Don’t many people die every year of rabies in the U.S.?

Luckily, no human has ever died from the raccoon strain of rabies according to the Centers for Disease Control and Prevention (CDC). The handful of human deaths from rabies annually (avers: 2.4 a year, nationwide) has been largely due to a domestic bat strain or canine strain from abroad. Between 1981 – 2000, there were a total of 42 human fatalities to rabies of which 62% were bat strain (primarily silver-haired variant) and 31% were canine strain contracted overseas or in Mexico.
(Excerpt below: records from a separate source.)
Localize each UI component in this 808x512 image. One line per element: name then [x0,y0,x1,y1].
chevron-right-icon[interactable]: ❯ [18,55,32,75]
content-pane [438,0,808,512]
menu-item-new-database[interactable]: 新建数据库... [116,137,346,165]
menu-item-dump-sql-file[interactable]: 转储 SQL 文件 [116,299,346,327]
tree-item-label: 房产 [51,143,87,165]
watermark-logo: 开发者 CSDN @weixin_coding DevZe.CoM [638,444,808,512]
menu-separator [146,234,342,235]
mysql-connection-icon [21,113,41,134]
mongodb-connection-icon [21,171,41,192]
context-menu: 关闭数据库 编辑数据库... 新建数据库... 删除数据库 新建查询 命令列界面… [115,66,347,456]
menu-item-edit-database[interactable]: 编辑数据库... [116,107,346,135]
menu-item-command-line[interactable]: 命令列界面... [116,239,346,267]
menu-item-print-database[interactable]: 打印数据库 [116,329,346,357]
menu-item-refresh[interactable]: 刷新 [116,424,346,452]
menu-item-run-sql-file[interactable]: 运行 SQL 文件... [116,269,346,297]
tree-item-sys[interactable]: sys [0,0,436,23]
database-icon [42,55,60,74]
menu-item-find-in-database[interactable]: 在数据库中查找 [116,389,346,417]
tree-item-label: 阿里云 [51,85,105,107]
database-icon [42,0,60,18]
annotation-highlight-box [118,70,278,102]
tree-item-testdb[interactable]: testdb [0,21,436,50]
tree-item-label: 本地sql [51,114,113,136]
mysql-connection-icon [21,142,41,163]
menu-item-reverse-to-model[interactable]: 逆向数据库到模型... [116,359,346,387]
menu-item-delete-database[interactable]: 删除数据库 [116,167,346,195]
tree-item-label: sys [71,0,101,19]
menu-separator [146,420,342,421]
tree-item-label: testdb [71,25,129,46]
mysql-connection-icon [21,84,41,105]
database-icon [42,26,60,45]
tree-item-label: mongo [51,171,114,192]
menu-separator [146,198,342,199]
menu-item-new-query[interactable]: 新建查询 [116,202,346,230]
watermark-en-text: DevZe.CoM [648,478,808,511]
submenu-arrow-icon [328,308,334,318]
No human fatalities to rabies were reported nationally in 1999. This low incidence doesn’t mean we can’t contract rabies, it just means we should continue taking sensible precautions to prevent exposures and seek prompt post-exposure prophylaxis when advised to do so by a doctor or local health department.


If you have been bitten or scratched by a potentially rabid animal, wash the would thoroughly with soap, monitor the biting animal’s whereabouts, and contact your local health department for instructions, and your local animal control officer for assistance in capturing the animal for rabies testing.